Annals of Emergency Medicine 2014; 63(6): 736-744


Background: Allergic or anaphylactic reactions are fairly common presentations to the ED.  After initial treatment and clinical improvement, a proportion of patients may develop a second “biphasic” reaction, which may actually be more severe than the initial presentation.  Because of this concern, patients are often held for observation for 6 or more hours.  This prolonged ED stay has not been shown to decrease biphasic reactions’ complications, yet incurs significant costs.  The goal of this study was to examine the incidence of clinically important biphasic reactions.

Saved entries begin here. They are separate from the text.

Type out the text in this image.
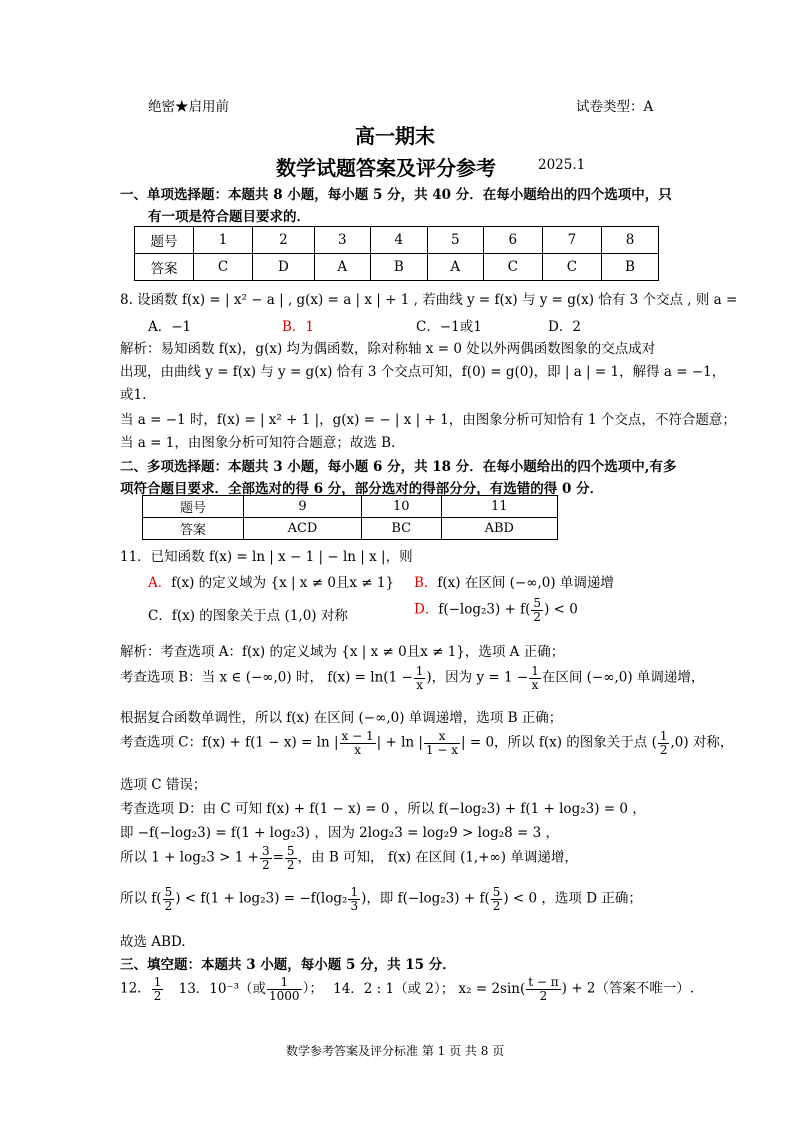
绝密★启用前	试卷类型：A
高一期末
数学试题答案及评分参考	2025.1
一、单项选择题：本题共 8 小题，每小题 5 分，共 40 分．在每小题给出的四个选项中，只
有一项是符合题目要求的．
题号	1	2	3	4	5	6	7	8
答案	C	D	A	B	A	C	C	B
8. 设函数 f(x) = | x² − a | , g(x) = a | x | + 1 , 若曲线 y = f(x) 与 y = g(x) 恰有 3 个交点 , 则 a =
A．−1	B．1	C．−1或1	D．2
解析：易知函数 f(x)，g(x) 均为偶函数，除对称轴 x = 0 处以外两偶函数图象的交点成对
出现，由曲线 y = f(x) 与 y = g(x) 恰有 3 个交点可知，f(0) = g(0)，即 | a | = 1，解得 a = −1，
或1.
当 a = −1 时，f(x) = | x² + 1 |，g(x) = − | x | + 1，由图象分析可知恰有 1 个交点，不符合题意；
当 a = 1，由图象分析可知符合题意；故选 B.
二、多项选择题：本题共 3 小题，每小题 6 分，共 18 分．在每小题给出的四个选项中,有多
项符合题目要求．全部选对的得 6 分，部分选对的得部分分，有选错的得 0 分．
题号	9	10	11
答案	ACD	BC	ABD
11．已知函数 f(x) = ln | x − 1 | − ln | x |，则
A．f(x) 的定义域为 {x | x ≠ 0且x ≠ 1} B．f(x) 在区间 (−∞,0) 单调递增
C．f(x) 的图象关于点 (1,0) 对称	D．$f(-\log_23) + f( \frac{5}{2}$ ) < 0
解析：考查选项 A：f(x) 的定义域为 {x | x ≠ 0且x ≠ 1}，选项 A 正确；
考查选项 B：当 x ∈ (−∞,0) 时， $f(x) = \ln(1 - \frac{1}{x}$ )，因为 $y = 1 - \frac{1}{x}$ 在区间 (−∞,0) 单调递增，
根据复合函数单调性，所以 f(x) 在区间 (−∞,0) 单调递增，选项 B 正确；
考查选项 C：f(x) + f(1 − x) = ln | $\frac{x - 1}{x}$ | + ln | $\frac{x}{1 - x}$ | = 0，所以 f(x) 的图象关于点 ( $\frac{1}{2} ,0$) 对称，
选项 C 错误；
考查选项 D：由 C 可知 f(x) + f(1 − x) = 0 ，所以 f(−log₂3) + f(1 + log₂3) = 0 ，
即 −f(−log₂3) = f(1 + log₂3) ，因为 2log₂3 = log₂9 > log₂8 = 3 ，
所以 $1 + \log_23 > 1 + \frac{3}{2} = \frac{5}{2}$ ，由 B 可知， f(x) 在区间 (1,+∞) 单调递增，
所以 $f( \frac{5}{2}$ ) < $f(1 + \log_23) = -f(\log_2 \frac{1}{3}$ )，即 $f(-\log_23) + f( \frac{5}{2}$ ) < 0 ，选项 D 正确；
故选 ABD.
三、填空题：本题共 3 小题，每小题 5 分，共 15 分．
12． $\frac{1}{2} 13$．10⁻³（或 $\frac{1}{1000}$ ）； 14．2 : 1（或 2）； $x_2 = 2\sin( \frac{t - \pi}{2}$ ) + 2（答案不唯一）.
数学参考答案及评分标准 第 1 页 共 8 页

Methods: Chart review performed on data from 2 urban EDs, collected on adult patients presenting during a 5-yer period with “anaphylaxis” or “allergic reaction.”  Primary outcome was the proportion of patients with a clinically important biphasic reaction, secondary outcome was mortality.

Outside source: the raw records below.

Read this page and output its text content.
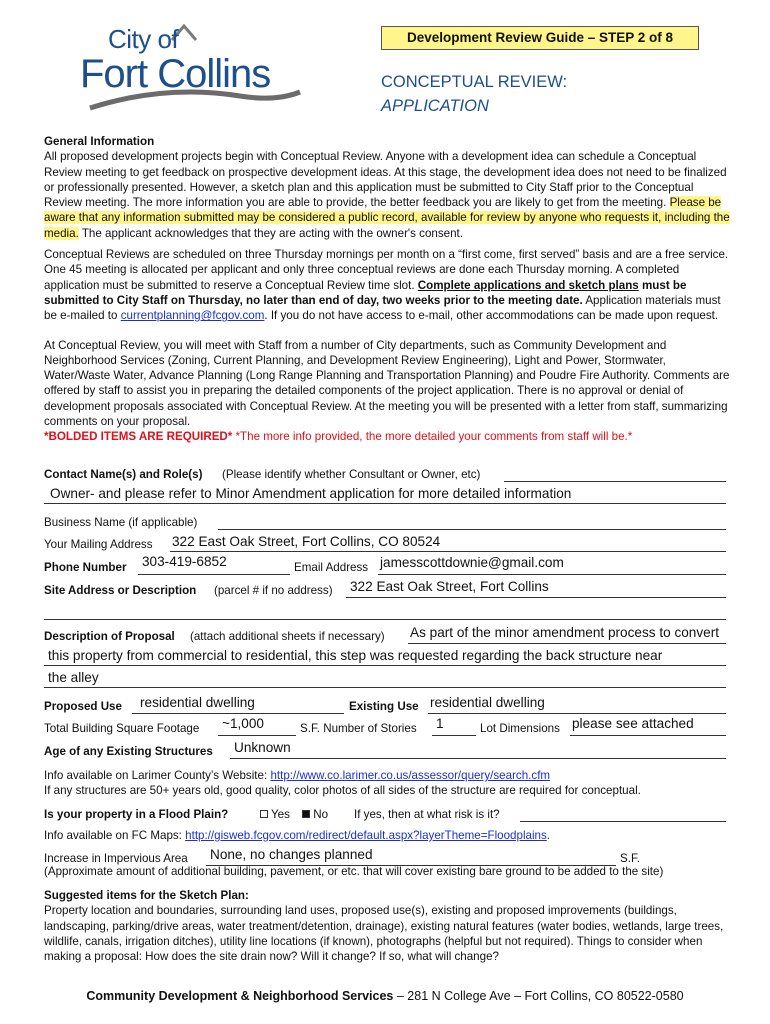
City of
Fort Collins
Development Review Guide – STEP 2 of 8
CONCEPTUAL REVIEW:
APPLICATION
General Information
All proposed development projects begin with Conceptual Review. Anyone with a development idea can schedule a Conceptual Review meeting to get feedback on prospective development ideas. At this stage, the development idea does not need to be finalized or professionally presented. However, a sketch plan and this application must be submitted to City Staff prior to the Conceptual Review meeting. The more information you are able to provide, the better feedback you are likely to get from the meeting. Please be aware that any information submitted may be considered a public record, available for review by anyone who requests it, including the media. The applicant acknowledges that they are acting with the owner's consent.
Conceptual Reviews are scheduled on three Thursday mornings per month on a “first come, first served” basis and are a free service. One 45 meeting is allocated per applicant and only three conceptual reviews are done each Thursday morning. A completed application must be submitted to reserve a Conceptual Review time slot. Complete applications and sketch plans must be submitted to City Staff on Thursday, no later than end of day, two weeks prior to the meeting date. Application materials must be e-mailed to currentplanning@fcgov.com. If you do not have access to e-mail, other accommodations can be made upon request.
At Conceptual Review, you will meet with Staff from a number of City departments, such as Community Development and Neighborhood Services (Zoning, Current Planning, and Development Review Engineering), Light and Power, Stormwater, Water/Waste Water, Advance Planning (Long Range Planning and Transportation Planning) and Poudre Fire Authority. Comments are offered by staff to assist you in preparing the detailed components of the project application. There is no approval or denial of development proposals associated with Conceptual Review. At the meeting you will be presented with a letter from staff, summarizing comments on your proposal.
*BOLDED ITEMS ARE REQUIRED* *The more info provided, the more detailed your comments from staff will be.*
Contact Name(s) and Role(s) (Please identify whether Consultant or Owner, etc)
Owner- and please refer to Minor Amendment application for more detailed information
Business Name (if applicable)
Your Mailing Address 322 East Oak Street, Fort Collins, CO 80524
Phone Number 303-419-6852	Email Address jamesscottdownie@gmail.com
Site Address or Description (parcel # if no address) 322 East Oak Street, Fort Collins
Description of Proposal (attach additional sheets if necessary) As part of the minor amendment process to convert
this property from commercial to residential, this step was requested regarding the back structure near
the alley
Proposed Use residential dwelling	Existing Use residential dwelling
Total Building Square Footage ~1,000	S.F. Number of Stories 1	Lot Dimensions please see attached
Age of any Existing Structures Unknown
Info available on Larimer County’s Website: http://www.co.larimer.co.us/assessor/query/search.cfm
If any structures are 50+ years old, good quality, color photos of all sides of the structure are required for conceptual.
Is your property in a Flood Plain?	Yes	No If yes, then at what risk is it?
Info available on FC Maps: http://gisweb.fcgov.com/redirect/default.aspx?layerTheme=Floodplains.
Increase in Impervious Area None, no changes planned	S.F.
(Approximate amount of additional building, pavement, or etc. that will cover existing bare ground to be added to the site)
Suggested items for the Sketch Plan:
Property location and boundaries, surrounding land uses, proposed use(s), existing and proposed improvements (buildings, landscaping, parking/drive areas, water treatment/detention, drainage), existing natural features (water bodies, wetlands, large trees, wildlife, canals, irrigation ditches), utility line locations (if known), photographs (helpful but not required). Things to consider when making a proposal: How does the site drain now? Will it change? If so, what will change?
Community Development & Neighborhood Services – 281 N College Ave – Fort Collins, CO 80522-0580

Results: Of 428,634 ED visits, 2819 encounters (496 anaphylactic, 2323 allergic reactions) were reviewed.  185 patients had at least 1 subsequent visit for allergic symptoms.  5 clinically important biphasic reactions were identified (0.18%, 95% CI 0.07-0.44%); 2 occurred during the ED visit, and 3 were post-discharge.  2 patients with the biphasic reaction were in the anaphylaxis group (0.40%), and 3 were from the allergic reaction group (0.13%).  There were no fatalities.

Conclusion:  Clinically important biphasic reactions and fatalities were rare in ED patients presenting with allergic or anaphylactic reactions.  This study’s results suggest that it may not be necessary to conduct routine prolonged monitoring of patients whose symptoms have improved after initial treatment.